Library research, Abbott notes, “is not interested in creating a model of reality based on fixed meanings and then querying reality whether this model is right or wrong. … Rather, it seeks to contribute to an evolving conversation about what human activity means. Its premise is that the real world has no inherent or single meaning, but becomes what we make it.”
This has immediate ramifications for the potential utility of search premised on concordance-based indexes for humanistic research. “[I]t is by no means clear that increasing the efficiency of library research will improve its overall quality. For example, it is not clear that increasing the speed of access to library materials by orders of magnitude has improved the quality of library-based research.”
There are other, inherently structural characteristics of how automated discovery is provisioned that bear on the optimization of library research. One of these impacts relates to the presence of noise, or randomness, that inevitably arises when there are multiple paths to discovery. With more and more information accessible through a dwindling paucity of search interfaces, the variation in returned results is reduced. Research is not served well when one receives the same answers to the same questions; no learning lies there.
As anyone who has worked in optimization recently knows, stripping the randomness out of a computing system is a bad idea. Harnessing randomness is what optimization is all about today. (Even algorithms designed for convergence make extensive use of randomness, and it is clear that library research in particular thrives on it.) But it is evident that much of the technologization of libraries is destroying huge swaths of randomness. First, the reduction of access to a relatively small number of search engines, with fairly simple-minded indexing systems — most typically concordance indexing (not keywords, which are assigned by humans) — has meant a vast decrease in the randomness of retrieval. Everybody who asks the same questions of the same sources gets the same answers. The centralization and simplification of access tools thus has major and dangerous consequences. This comes even through reduction of temporal randomness. In major indexes without cumulations – the Readers Guide, for example – substantial randomness was introduced by the fact that researchers in different periods tended to see different references. With complete cumulations, that variation is gone.
That’s an interesting observation – almanacs or compilations often present slices, or ever-varying accumulations of results, and so even identical questions would inevitably return different results depending upon when in the publication sequence they were asked. As more and more information is aggregated into composite sets, this temporal variation is also lost.
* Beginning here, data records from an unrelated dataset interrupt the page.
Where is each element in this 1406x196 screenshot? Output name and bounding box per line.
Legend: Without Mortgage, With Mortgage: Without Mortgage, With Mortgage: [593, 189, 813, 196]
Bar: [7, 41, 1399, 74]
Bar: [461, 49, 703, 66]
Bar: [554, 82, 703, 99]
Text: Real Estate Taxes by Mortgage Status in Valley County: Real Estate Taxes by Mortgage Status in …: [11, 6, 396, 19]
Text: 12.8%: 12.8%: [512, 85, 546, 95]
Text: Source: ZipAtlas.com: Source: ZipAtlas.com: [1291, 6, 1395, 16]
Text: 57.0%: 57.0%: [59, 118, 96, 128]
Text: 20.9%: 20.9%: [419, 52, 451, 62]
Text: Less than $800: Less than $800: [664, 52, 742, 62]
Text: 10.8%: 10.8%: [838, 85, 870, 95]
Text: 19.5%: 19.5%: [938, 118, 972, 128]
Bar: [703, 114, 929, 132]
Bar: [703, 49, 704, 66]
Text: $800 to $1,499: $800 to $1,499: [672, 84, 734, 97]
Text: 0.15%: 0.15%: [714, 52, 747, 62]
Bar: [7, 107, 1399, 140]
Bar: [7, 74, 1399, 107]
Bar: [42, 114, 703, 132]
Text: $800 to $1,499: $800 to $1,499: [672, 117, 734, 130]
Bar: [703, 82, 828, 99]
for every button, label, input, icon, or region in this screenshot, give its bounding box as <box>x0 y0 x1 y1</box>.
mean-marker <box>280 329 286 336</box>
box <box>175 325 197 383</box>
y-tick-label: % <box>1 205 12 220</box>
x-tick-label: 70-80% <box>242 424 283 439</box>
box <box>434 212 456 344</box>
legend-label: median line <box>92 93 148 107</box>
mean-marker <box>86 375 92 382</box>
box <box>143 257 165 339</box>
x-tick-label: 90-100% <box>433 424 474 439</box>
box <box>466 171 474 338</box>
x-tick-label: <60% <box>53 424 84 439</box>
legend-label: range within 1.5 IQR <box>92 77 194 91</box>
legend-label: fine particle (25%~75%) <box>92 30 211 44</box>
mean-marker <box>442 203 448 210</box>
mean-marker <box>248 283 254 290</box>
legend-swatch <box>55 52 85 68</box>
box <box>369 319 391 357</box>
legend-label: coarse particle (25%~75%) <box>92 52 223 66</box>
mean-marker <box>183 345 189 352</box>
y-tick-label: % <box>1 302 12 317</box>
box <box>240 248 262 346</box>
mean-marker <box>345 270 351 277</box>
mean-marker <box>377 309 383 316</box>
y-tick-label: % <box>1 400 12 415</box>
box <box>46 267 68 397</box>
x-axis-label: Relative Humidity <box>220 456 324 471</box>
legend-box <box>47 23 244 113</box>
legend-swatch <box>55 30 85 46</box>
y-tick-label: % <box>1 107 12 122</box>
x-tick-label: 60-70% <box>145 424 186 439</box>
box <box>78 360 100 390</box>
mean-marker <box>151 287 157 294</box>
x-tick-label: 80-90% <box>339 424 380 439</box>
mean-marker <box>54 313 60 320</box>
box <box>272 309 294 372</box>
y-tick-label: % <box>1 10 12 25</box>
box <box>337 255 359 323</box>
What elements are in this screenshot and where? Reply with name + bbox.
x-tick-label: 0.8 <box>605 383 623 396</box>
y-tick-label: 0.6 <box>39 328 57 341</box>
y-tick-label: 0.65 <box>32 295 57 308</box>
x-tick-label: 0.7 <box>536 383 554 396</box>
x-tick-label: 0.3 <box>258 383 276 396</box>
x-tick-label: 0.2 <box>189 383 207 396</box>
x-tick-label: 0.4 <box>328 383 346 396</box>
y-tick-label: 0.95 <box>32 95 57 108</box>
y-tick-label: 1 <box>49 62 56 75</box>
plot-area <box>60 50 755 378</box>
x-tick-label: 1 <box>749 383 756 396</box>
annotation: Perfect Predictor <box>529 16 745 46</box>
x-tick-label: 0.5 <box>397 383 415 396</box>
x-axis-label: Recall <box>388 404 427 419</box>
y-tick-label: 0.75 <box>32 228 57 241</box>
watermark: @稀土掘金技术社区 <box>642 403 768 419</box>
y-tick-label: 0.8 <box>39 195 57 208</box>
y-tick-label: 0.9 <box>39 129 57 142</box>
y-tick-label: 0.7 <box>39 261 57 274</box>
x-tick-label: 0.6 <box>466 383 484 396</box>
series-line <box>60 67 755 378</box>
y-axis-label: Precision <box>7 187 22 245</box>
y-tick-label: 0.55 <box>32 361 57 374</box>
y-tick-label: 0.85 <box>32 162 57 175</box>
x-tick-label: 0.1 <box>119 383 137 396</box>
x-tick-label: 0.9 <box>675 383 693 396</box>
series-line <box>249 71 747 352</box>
Dr. Abbott makes a final point about the transformation of browsing and discovery, and the underlying nature of library based research – often, the investigator doesn’t quite know exactly what they are looking for, just as much if not more than merely not knowing the best sources to look in.
This argument makes it clear why “efficient” search is actually dangerous. The more technology allows us to find exactly what we want the more we lose this browsing power. But library research, as any real adept knows, consists in the first instance in knowing, when you run across something suddenly interesting, that you ought to have wanted to look for it in the first place. Library research is almost never a matter of looking for known items. But looking for known items is the true – indeed the only – glory of the technological library. The technological library thus helps us do something faster but it is something we almost never want to do and, furthermore, it strips us in the process of much of the randomness-in-order on which browsing naturally feeds. In this sense, the technologized library is a disaster.
Google Book Search is a wonderful thing. But it not so wonderful that we should assume it will transform education and research. Nor should we assume that in the future we might not be able to generate architectures that make books live more intelligently amongst each other – and more freely – than anything that Google might envision. As libraries who might be participating in digitization: let us challenge the fundamental assumptions we are handed – that must seem so dangerously obvious – and rethink the landscape of our profession, and how we might best support our real work of learning.